In the US, 64 percent of farmers and 71 percent of workers in the brewing industry are men. But take a drive down Hobbs Road in North Hampton, New Hampshire and you’ll find one local business breaking the glass ceiling in both areas.
Throwback Brewery, a female-owned restaurant, brewery and farm, nestled on the property of a 200-year-old homestead, was launched by two friends, Annette Lee and Nicole Carrier, in 2011. They first started their brewery in an old warehouse, and later moved to the farmstead to expand and open a restaurant in 2015. Before they created Throwback, Lee worked as an environmental engineer and Carrier was an executive at IBM.
Lee says that she doesn’t make much of a fuss over being a minority in a male-dominated industry, but that being women-owned has attracted a lot of female employees. Currently, 80 percent of their workers are women.

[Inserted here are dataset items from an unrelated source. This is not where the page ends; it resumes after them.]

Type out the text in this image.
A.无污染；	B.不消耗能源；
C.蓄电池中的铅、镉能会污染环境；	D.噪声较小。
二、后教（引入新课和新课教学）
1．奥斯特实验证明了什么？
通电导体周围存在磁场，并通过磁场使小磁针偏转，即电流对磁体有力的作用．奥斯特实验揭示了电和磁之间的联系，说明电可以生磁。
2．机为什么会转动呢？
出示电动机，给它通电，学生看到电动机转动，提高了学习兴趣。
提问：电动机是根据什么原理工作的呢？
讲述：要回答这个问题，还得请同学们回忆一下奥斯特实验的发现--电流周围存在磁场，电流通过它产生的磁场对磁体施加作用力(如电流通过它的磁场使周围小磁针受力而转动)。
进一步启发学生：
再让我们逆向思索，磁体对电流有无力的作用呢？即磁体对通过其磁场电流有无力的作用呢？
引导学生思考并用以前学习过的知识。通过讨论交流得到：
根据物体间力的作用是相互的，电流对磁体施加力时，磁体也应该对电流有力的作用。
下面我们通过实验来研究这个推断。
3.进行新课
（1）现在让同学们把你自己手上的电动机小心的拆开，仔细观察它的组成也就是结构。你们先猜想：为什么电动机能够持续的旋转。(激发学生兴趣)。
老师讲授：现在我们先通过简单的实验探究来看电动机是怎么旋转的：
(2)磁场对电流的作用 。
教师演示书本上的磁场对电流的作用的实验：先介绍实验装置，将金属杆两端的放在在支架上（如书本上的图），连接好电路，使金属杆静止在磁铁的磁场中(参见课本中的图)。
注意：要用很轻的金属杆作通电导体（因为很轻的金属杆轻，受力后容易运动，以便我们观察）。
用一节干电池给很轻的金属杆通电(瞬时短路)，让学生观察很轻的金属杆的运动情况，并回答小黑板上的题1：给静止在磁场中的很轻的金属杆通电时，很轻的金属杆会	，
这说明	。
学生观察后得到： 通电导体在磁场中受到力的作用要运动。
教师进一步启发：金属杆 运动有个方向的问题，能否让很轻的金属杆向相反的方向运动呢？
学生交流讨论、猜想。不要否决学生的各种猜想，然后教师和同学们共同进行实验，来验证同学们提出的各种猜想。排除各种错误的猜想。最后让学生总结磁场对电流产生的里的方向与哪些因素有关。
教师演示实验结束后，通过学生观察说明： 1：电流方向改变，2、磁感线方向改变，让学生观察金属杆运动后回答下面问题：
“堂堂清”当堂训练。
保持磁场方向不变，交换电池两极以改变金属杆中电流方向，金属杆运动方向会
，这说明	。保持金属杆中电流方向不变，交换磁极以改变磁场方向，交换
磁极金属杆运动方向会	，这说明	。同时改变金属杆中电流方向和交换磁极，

“It’s just really empowering to be around so many women who are doing so many amazing things,” says Katie Malloy, who manages Hobbs Farm—the farm part of the business.
On four acres, Malloy oversees the production of a diverse crop line-up of fruits, vegetables, herbs and edible flowers using organic practices. The farm has pasture raised pigs, goats and chickens used for meat, dairy and eggs, as well as a third of an acre hop garden with eight varieties for Throwback’s craft brews.
Half of the farm’s product is sent to the restaurant’s kitchen and brewery to create their regularly changing menu and craft beer creations. The other half is sold at a farmstand and through a CSA.
The restaurant and brewery source more than 60 percent of their ingredients within a 200-mile radius, including produce from Hobbs Farm. By growing and buying local ingredients for their beer, they hope they can help bring back the tradition of hop growing to the Northeast that was once booming before Prohibition.
Some of the farm brewery’s beers have won awards for highlighting New England’s terroir—brews like “Just Beet Wit,” made with the farm’s Forono beets, or “Buenos Grass-ias,” an ale created with its lemongrass and black raspberries.
The pandemic has forced the restaurant and brewery to move to a take-out only model, but Lee and Malloy say they have been able to keep the business alive through the continued support of their clients. They’ve sold out nearly all their shares in the CSA for this season.
“I think people are understanding the importance of local agriculture more than ever,” Malloy says.